Yangınlar, biyolojik çeşitliliği doğrudan tehdit ediyor. Örneğin, Amazon Yağmur Ormanları’nda 2019’da yaşanan yangınlar, 9 bin 60 kilometre karelik bir alanı yok etti ve bu bölgede yaşayan jaguarlar gibi nesli tükenme tehlikesiyle karşı karşıya olan türler için son sığınaklardan birini tahrip etti.
Avustralya’da ise 2019-2020 yangınlarında yaklaşık 107 bin kilometrekarelik alan yandı ve bilim insanları, 1 milyara yakın hayvanın bu yangınlarda öldüğünü tahmin ediyor. Özellikle koalaların yüzde 25’inden fazlası bu felakette yaşamını yitirdi.
Türkiye’de de durum vahim: Akdeniz ve Ege bölgelerindeki yangınlar, kaplumbağalar, kemirgenler, böcekler ve endemik bitki türleri gibi yangına karşı savunmasız canlıları yok ediyor. Örneğin, Datça Hurması ve Anadolu Salebi gibi dar yayılımlı bitkiler, habitat tahribatı nedeniyle nesli tükenme riskiyle karşı karşıya.
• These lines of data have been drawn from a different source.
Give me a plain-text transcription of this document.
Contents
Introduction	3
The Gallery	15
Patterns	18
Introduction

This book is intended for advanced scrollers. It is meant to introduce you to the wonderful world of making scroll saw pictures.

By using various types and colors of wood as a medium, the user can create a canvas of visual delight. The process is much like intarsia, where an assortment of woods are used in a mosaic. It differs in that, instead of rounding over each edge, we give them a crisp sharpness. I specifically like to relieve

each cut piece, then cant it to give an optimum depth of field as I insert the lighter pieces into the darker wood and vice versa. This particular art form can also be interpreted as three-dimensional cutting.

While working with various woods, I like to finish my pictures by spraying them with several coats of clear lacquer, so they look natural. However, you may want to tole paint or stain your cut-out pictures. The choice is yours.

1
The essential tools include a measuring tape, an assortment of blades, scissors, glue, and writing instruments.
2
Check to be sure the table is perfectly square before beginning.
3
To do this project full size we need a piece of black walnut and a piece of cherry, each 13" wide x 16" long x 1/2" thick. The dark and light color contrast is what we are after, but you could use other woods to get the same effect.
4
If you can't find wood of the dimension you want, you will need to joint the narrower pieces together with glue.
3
Orman yangınları, hayvanların yaşam alanlarını yok ederek besin zincirini altüst ediyor. Türkiye’de 166 memeli, 466 kuş ve 129 sürüngen türü bulunuyor; bu türlerin çoğu, yangınların tehdidi altında. Yangınlar sırasında kaçamayan kaplumbağalar, kemirgenler ve böcekler doğrudan hayatını kaybediyor; hayatta kalanlar ise yiyecek bulmakta zorlanıyor. Örneğin, Akdeniz Fokları ve Saz Kedileri gibi nesli tehlike altındaki türler, Türkiye’deki yangınlar ve habitat kaybı nedeniyle daha da büyük risk altında.
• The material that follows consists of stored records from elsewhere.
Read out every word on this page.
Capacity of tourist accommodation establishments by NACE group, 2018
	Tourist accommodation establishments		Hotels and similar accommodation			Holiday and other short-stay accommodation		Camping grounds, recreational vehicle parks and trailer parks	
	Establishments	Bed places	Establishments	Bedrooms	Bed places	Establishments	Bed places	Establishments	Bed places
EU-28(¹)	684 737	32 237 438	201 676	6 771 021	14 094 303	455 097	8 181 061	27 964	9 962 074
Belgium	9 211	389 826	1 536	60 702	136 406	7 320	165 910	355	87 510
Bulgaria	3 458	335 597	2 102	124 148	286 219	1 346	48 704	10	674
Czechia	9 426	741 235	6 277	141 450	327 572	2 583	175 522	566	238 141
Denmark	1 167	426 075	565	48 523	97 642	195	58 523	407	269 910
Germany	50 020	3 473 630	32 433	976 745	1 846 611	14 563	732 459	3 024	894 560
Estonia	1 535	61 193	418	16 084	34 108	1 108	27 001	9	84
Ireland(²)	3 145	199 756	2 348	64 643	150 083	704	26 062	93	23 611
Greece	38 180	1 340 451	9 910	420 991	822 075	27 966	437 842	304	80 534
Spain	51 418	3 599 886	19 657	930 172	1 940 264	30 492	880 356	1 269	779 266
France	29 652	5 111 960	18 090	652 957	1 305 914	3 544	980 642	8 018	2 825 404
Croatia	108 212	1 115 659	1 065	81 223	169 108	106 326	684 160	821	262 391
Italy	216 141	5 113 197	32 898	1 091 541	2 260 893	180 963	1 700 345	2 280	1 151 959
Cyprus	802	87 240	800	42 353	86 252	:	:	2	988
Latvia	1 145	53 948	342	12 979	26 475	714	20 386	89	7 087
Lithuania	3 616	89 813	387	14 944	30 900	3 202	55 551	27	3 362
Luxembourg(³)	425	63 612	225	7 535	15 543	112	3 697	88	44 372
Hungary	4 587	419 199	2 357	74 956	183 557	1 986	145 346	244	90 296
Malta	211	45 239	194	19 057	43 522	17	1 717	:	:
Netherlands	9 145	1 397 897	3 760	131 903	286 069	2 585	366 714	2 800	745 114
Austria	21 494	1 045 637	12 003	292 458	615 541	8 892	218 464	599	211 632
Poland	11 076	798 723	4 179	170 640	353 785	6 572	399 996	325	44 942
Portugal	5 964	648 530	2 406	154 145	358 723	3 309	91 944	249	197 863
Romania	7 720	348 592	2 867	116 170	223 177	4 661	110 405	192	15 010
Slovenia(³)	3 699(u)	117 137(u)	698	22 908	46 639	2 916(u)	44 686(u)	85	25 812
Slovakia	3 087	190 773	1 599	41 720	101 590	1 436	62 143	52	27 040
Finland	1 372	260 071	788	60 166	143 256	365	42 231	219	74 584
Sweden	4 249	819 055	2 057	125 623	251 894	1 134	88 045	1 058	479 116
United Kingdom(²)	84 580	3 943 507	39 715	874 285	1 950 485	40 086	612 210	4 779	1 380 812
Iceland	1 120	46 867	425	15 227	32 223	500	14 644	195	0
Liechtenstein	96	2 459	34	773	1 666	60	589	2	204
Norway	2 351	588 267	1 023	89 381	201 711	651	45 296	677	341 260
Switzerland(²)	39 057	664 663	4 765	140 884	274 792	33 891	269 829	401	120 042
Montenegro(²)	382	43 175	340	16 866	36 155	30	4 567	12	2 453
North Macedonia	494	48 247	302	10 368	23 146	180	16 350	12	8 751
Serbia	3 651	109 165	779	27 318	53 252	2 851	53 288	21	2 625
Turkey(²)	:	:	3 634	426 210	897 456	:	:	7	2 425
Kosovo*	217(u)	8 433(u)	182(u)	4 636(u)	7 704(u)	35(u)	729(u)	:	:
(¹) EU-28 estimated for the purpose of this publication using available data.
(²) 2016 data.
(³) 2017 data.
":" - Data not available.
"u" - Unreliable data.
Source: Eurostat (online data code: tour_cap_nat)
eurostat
Nesli tükenen hayvanlar konusunda kesin rakamlar vermek zor olsa da, iklim değişikliği ve yangınların etkisiyle son 50 yılda biyolojik çeşitliliğin yüzde 68’i kayboldu. Türkiye’de vaşak, leopar, Hazar Kaplanı, Kızıl Geyik ve Alageyik gibi türler, yangınlar ve habitat kaybı nedeniyle ya tamamen yok oldu ya da kritik derecede tehdit altında. Bu kayıplar, ekosistemin dengesini bozarak bitki tozlaşmasından su döngüsüne kadar her şeyi etkiliyor. Örneğin, arılar gibi tozlayıcı türlerin kaybı, tarımsal üretimi tehdit ederek insan yaşamını doğrudan etkiliyor.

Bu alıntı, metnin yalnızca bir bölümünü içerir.